なので、「萌え四コマでヒットをつくった初めての作品」が正しいです。
あずまんが大王の魅力
特に何もないのに、なぜか読める
特別なストーリーが無いのに、楽しく読めます。
女子高生が学校に行って授業を受けておしゃべりをする場面を漫画にして、なぜ楽しく読めるのか謎です。
あずまんが大王よりも後に、あずまんが大王の影響を受けて描かれた作品よりもなぜか楽しく読めてしまう場合があります。
私が感じる理由は、「エッジが効いているキャラの行動が自然」で、「そのキャラの行動がときに想像を超えてくる」ということです。
あずまんが大王-likeな作品は、キャラを特徴づけて可愛さをアピールしたいがあまり、行動に違和感があったり、何番煎じだかわからないネタに走ってしまうことが少なくありません。

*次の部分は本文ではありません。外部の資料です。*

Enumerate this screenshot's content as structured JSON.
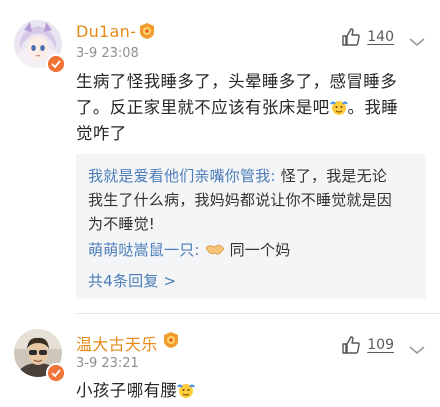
{
  "comments": [
    {
      "username": "Du1an-",
      "time": "3-9 23:08",
      "likes": "140",
      "text_line1": "生病了怪我睡多了，头晕睡多了，感冒睡多",
      "text_line2_a": "了。反正家里就不应该有张床是吧",
      "text_line2_b": "。我睡",
      "text_line3": "觉咋了",
      "replies": [
        {
          "author": "我就是爱看他们亲嘴你管我:",
          "text_a": " 怪了，我是无论",
          "text_line2": "我生了什么病，我妈妈都说让你不睡觉就是因",
          "text_line3": "为不睡觉!"
        },
        {
          "author": "萌萌哒嵩鼠一只:",
          "text": "同一个妈"
        }
      ],
      "more_replies": "共4条回复 >"
    },
    {
      "username": "温大古天乐",
      "time": "3-9 23:21",
      "likes": "109",
      "text_a": "小孩子哪有腰"
    }
  ],
  "icons": {
    "like": "thumb-up-icon",
    "more": "chevron-down-icon",
    "level": "level-badge-icon",
    "verified": "verified-badge-icon"
  },
  "colors": {
    "username": "#e58a18",
    "reply_name": "#4c7db8",
    "meta": "#8f8f8f",
    "reply_bg": "#f4f5f7"
  }
}
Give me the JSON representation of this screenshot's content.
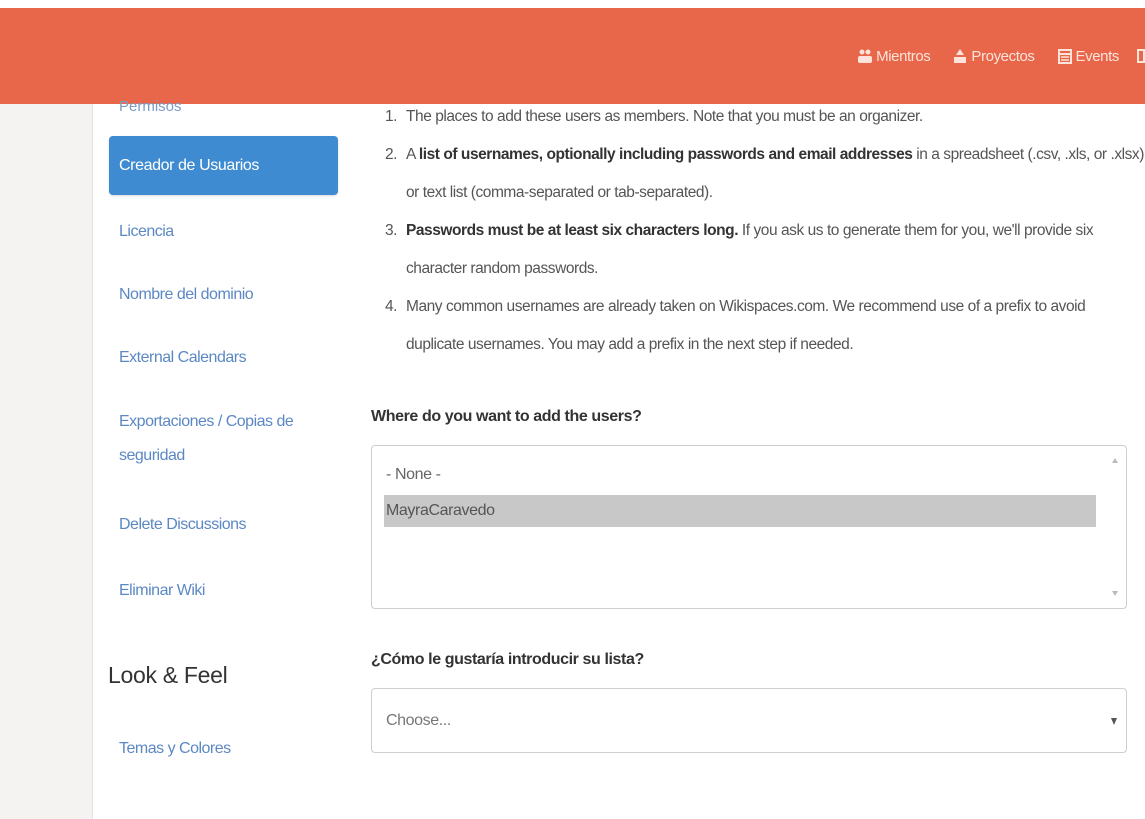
{
  "header": {
    "nav": [
      {
        "label": "Mientros",
        "icon": "members-icon"
      },
      {
        "label": "Proyectos",
        "icon": "projects-icon"
      },
      {
        "label": "Events",
        "icon": "events-icon"
      }
    ],
    "accent_color": "#e8674a"
  },
  "sidebar": {
    "cut_item": "Permisos",
    "active_item": "Creador de Usuarios",
    "items": [
      "Licencia",
      "Nombre del dominio",
      "External Calendars",
      "Exportaciones / Copias de seguridad",
      "Delete Discussions",
      "Eliminar Wiki"
    ],
    "section_heading": "Look & Feel",
    "section_items": [
      "Temas y Colores"
    ],
    "active_color": "#3f8bd1"
  },
  "instructions": [
    {
      "num": "1.",
      "before": "The places to add these users as members. Note that you must be an organizer.",
      "bold": "",
      "after": ""
    },
    {
      "num": "2.",
      "before": "A ",
      "bold": "list of usernames, optionally including passwords and email addresses",
      "after": " in a spreadsheet (.csv, .xls, or .xlsx) or text list (comma-separated or tab-separated)."
    },
    {
      "num": "3.",
      "before": "",
      "bold": "Passwords must be at least six characters long.",
      "after": " If you ask us to generate them for you, we'll provide six character random passwords."
    },
    {
      "num": "4.",
      "before": "Many common usernames are already taken on Wikispaces.com. We recommend use of a prefix to avoid duplicate usernames. You may add a prefix in the next step if needed.",
      "bold": "",
      "after": ""
    }
  ],
  "where": {
    "label": "Where do you want to add the users?",
    "options": [
      "- None -",
      "MayraCaravedo"
    ],
    "selected": "MayraCaravedo"
  },
  "how": {
    "label": "¿Cómo le gustaría introducir su lista?",
    "placeholder": "Choose..."
  }
}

その点あずまんが大王は自然で、かつ、時々は想像を超えたオチがあるのです。
この4コマは特に私が好きなものの一つです。
大阪のキャラがよく出ていて、かつ、オチが予想外。
今日、あずまんが大王を読むと
私はあずまんが大王が好きで、何度も読み返しているので公平な目を持っているとは言えません。
が、今日でもとても楽しく読むことができます。
新装版も出ており、2000年前後特有の少し古いテイストの絵が気になる人も安心です。
オタク史を作ろうとすると、必ず名前が出てくる歴史的書物です。
この時代に生まれたことを感謝しつつ、ぜひ読んでみましょう。